A transição energética e os interesses econômicos globais
A crise climática global ocupa o centro dos debates públicos e das políticas internacionais. A pressão social por estratégias efetivas de enfrentamento aumenta, sobretudo em função de acordos como o Acordo de Paris, firmado em 2015 por 195 países. Esse acordo visa limitar o aumento da temperatura global a 2°C acima dos níveis pré-industriais.
Nesse cenário, governos e corporações apostam na chamada transição energética. Esse processo busca substituir a matriz energética baseada em combustíveis fósseis por alternativas consideradas renováveis e de baixo carbono, como energia solar, eólica e veículos elétricos. Contudo, apesar do discurso sustentável, a transição tem gerado conflitos socioambientais em países periféricos, que fornecem os minerais essenciais para essa nova economia.
Descarbonização e novos desafios ambientais
A transição energética, em tese, visa reduzir as emissões de gases de efeito estufa (GEE), especialmente o gás carbônico. No entanto, essa mudança exige a extração intensiva de minerais críticos, como lítio, grafite, cobalto e bauxita. Esses recursos são fundamentais para tecnologias consideradas “verdes”, como baterias de carros elétricos e turbinas eólicas.
De acordo com a Agência Internacional de Energia (IEA), a capacidade instalada de energia solar deverá triplicar entre 2020 e 2040, enquanto a geração eólica mais do que dobrará. O Banco Mundial, por sua vez, projeta um aumento de 500% na demanda por minerais críticos até 2050. Esse crescimento intensifica a exploração de recursos em regiões vulneráveis, gerando uma nova forma de colonialismo ambiental.

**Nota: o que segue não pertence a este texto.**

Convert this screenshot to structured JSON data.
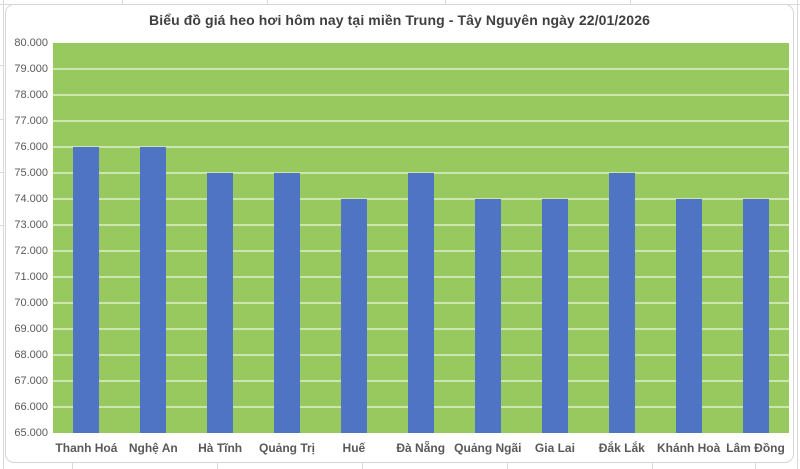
{
  "chart": {
    "title": "Biểu đồ giá heo hơi hôm nay tại miền Trung - Tây Nguyên ngày 22/01/2026"
  },
  "chart_data": {
    "type": "bar",
    "title": "Biểu đồ giá heo hơi hôm nay tại miền Trung - Tây Nguyên ngày 22/01/2026",
    "categories": [
      "Thanh Hoá",
      "Nghệ An",
      "Hà Tĩnh",
      "Quảng Trị",
      "Huế",
      "Đà Nẵng",
      "Quảng Ngãi",
      "Gia Lai",
      "Đắk Lắk",
      "Khánh Hoà",
      "Lâm Đồng"
    ],
    "values": [
      76000,
      76000,
      75000,
      75000,
      74000,
      75000,
      74000,
      74000,
      75000,
      74000,
      74000
    ],
    "xlabel": "",
    "ylabel": "",
    "ylim": [
      65000,
      80000
    ],
    "ytick_step": 1000,
    "ytick_labels_top_to_bottom": [
      "80.000",
      "79.000",
      "78.000",
      "77.000",
      "76.000",
      "75.000",
      "74.000",
      "73.000",
      "72.000",
      "71.000",
      "70.000",
      "69.000",
      "68.000",
      "67.000",
      "66.000",
      "65.000"
    ],
    "grid": "horizontal-major-on",
    "legend": "none",
    "colors": {
      "bar": "#4F74C4",
      "plot_background": "#98C95E",
      "gridline": "rgba(255,255,255,0.5)",
      "title_text": "#3f3f3f",
      "axis_text": "#595959",
      "chart_border": "#d6d6d6"
    }
  }
}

Exploração de países periféricos e conflitos socioambientais
A transição energética, embora promovida como solução para a crise climática, tem agravado desigualdades globais. Países centrais, como os membros da União Europeia, estruturam políticas como o Green Deal, que visa descarbonizar suas economias até 2050. Contudo, essa modernização ocorre às custas da exploração de terras e bens naturais em nações da América Latina e da África.
No Brasil, a expansão das usinas eólicas e das operações de mineração tem gerado conflitos territoriais e ambientais. Segundo o Comitê Nacional em Defesa dos Territórios Frente à Mineração, as mineradoras avançam com um discurso de sustentabilidade para legitimar a exploração e minimizar as críticas.
A renovação do setor mineral ocorre em resposta a uma crise de legitimidade, aprofundada por desastres como os de Mariana (2015) e Brumadinho (2019). Essas tragédias expuseram os riscos socioambientais da atividade mineral, mas não interromperam a busca por novos territórios de exploração.
Impactos invisíveis da transição energética
A chamada “energia verde” carrega em sua esteira uma série de impactos devastadores. Comunidades atingidas por projetos de energia renovável denunciam:
- Desapropriação de terras e grilagem verde;
- Poluição sonora, que causa problemas de saúde;
- Privatização de áreas comuns, como territórios pesqueiros;
- Exploração sexual de crianças e adolescentes em áreas de construção;
- Falta de consulta prévia às comunidades afetadas.
Reportagens recentes destacam a prática de grilagem por empresas do setor, que incorporam terras de pequenos agricultores e as arrendam para multinacionais, como a Enel, para a construção de parques eólicos. Esse fenômeno, conhecido como “grilagem verde”, revela a contradição entre o discurso de sustentabilidade e as práticas predatórias no campo.
Uma transação econômica disfarçada de transição energética
Apesar do avanço das energias renováveis, a matriz energética brasileira ainda depende fortemente de combustíveis fósseis. Em 2024, o Brasil registrou uma produção média de 4,322 milhões de barris de óleo equivalente por dia. Além disso, o petróleo se tornou o principal produto de exportação do país, superando a soja.
A transição energética, longe de substituir fontes poluentes, tem funcionado como uma estratégia de diversificação. Isso reforça a exploração de territórios tradicionais e intensifica os conflitos socioambientais, principalmente no Nordeste brasileiro, onde há mais de 3.746 projetos de energia renovável em andamento.
Organizações como o Movimento dos Atingidos por Renováveis (MAR) denunciam que a transição energética tem, cada vez mais, a face de uma transação econômica. Esses movimentos buscam visibilizar os impactos ocultos dessa nova corrida por recursos, defendendo o lema: “Renovável sim, mas não assim”.
Em suma, a transição energética, embora necessária para mitigar a crise climática, precisa ser debatida de forma crítica. Sem um modelo que respeite os direitos das comunidades e proteja os ecossistemas, o processo se torna uma nova forma de exploração, travestida de sustentabilidade.